Irish Dancer Ginny and nephew Andy
The short and the tall of it: Irish Dancer Ginny and nephew Andy

For Neighbors
By Jeanna M. Olson

THE AIR is thick with spring, buds are budding, and sprouts are sprouting. It’s the time of year that makes you want to kick up your heels and dance. Irish dance.

For young sprouts, there are two quality schools in the Madison area, the Cashel Dennehy School of Irish Dance and Trinity Academy of Irish Dance.

Trinity alone has over 100 young students taking lessons out of their studio in Verona, and teaches kids as young as four-years-old about Irish culture along with the basic components of Irish dance. One of their Madison dancers, 11-year-old Kole Binger, won a gold medal at the World Championships in Belfast last March.
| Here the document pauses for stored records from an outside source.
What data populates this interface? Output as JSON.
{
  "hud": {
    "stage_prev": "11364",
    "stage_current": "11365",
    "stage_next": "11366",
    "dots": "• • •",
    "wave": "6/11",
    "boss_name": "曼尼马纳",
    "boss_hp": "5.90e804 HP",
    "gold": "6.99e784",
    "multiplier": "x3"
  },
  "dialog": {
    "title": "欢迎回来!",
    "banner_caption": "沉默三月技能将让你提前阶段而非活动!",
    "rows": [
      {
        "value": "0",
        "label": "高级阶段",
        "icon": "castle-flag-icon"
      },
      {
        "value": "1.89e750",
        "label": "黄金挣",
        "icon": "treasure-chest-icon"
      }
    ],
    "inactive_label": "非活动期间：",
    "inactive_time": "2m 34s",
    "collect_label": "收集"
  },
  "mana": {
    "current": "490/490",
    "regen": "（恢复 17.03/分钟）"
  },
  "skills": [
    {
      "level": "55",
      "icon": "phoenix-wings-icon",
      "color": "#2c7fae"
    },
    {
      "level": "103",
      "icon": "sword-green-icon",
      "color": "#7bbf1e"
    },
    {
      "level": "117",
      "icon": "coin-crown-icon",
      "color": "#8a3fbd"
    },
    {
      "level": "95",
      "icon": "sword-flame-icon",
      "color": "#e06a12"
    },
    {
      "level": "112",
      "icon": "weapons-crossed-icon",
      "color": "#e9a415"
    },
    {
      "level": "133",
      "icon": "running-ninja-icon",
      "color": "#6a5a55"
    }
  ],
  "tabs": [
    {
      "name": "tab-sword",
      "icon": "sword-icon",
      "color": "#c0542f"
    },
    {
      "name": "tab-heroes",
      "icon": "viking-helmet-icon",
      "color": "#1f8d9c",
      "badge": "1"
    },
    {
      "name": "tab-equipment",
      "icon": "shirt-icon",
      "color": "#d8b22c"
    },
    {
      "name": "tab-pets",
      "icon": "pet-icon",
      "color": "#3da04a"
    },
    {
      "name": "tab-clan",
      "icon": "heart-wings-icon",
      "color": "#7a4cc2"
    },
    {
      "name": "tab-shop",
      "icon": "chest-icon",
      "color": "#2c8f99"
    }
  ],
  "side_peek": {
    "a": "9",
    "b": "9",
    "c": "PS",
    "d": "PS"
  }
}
“The River class, they’re four and five, and they learn some Irish jig steps, they learn some movement from Irish reels,” says Mark Howard, who founded Trinity at age 17. “We actually have little mats that have footprints with full color where you follow the feet like Twister.”

Lessons at Cashel Dennehy can start at age five, where they also build on dance skills through a progression of classes and a solid foundation.

“The kids that start, the first dance they learn is the beginner jig.

And all jig stuff is based upon that initial dance,” says Michelle Thompson, Cashel Dennehy parent volunteer. “There are some kids that are just going into kindergarten and there are kids upwards of sixth or seventh grade. So you can pick it up at any point.”

There aren’t many programs for adults, and gone are the days when the Dempseys kicked up their heels with Ginny O’Brien and the Shamrock Club. But there has been a growing interest in all things Irish. Howard thinks the “Celtic Tiger” started with the Irish tax reforms of the eighties when artists were no longer taxed. There have been regular Celtic jam sessions in town since the eighties come to think of it.

“There’s been a Wednesday Night Irish music session in Madison for at least 30 years,” says Karen Fischer, local musician.

Irish set dancing, on the other hand, has been described as “currently in transition” by the folks at

Dance Fabulous, home of the only regular drop-in Irish dance class, describes the four types of Irish dance as: modern step dance (Riverdance), old style step (clogging), ceili (group dances), and set, (square dancing).

“All the classes that I teach are for beginners,” says Dance Fabulous and UW Continuing Studies teacher Heidi Hakseth. “We don’t expect any prior knowledge, any prior dance experience of any kind.”

You don’t have to be a gold medalist to Irish dance—it’s for all body types and skill levels. And sprout or perennial, Irish dancing isn’t just for the Irish.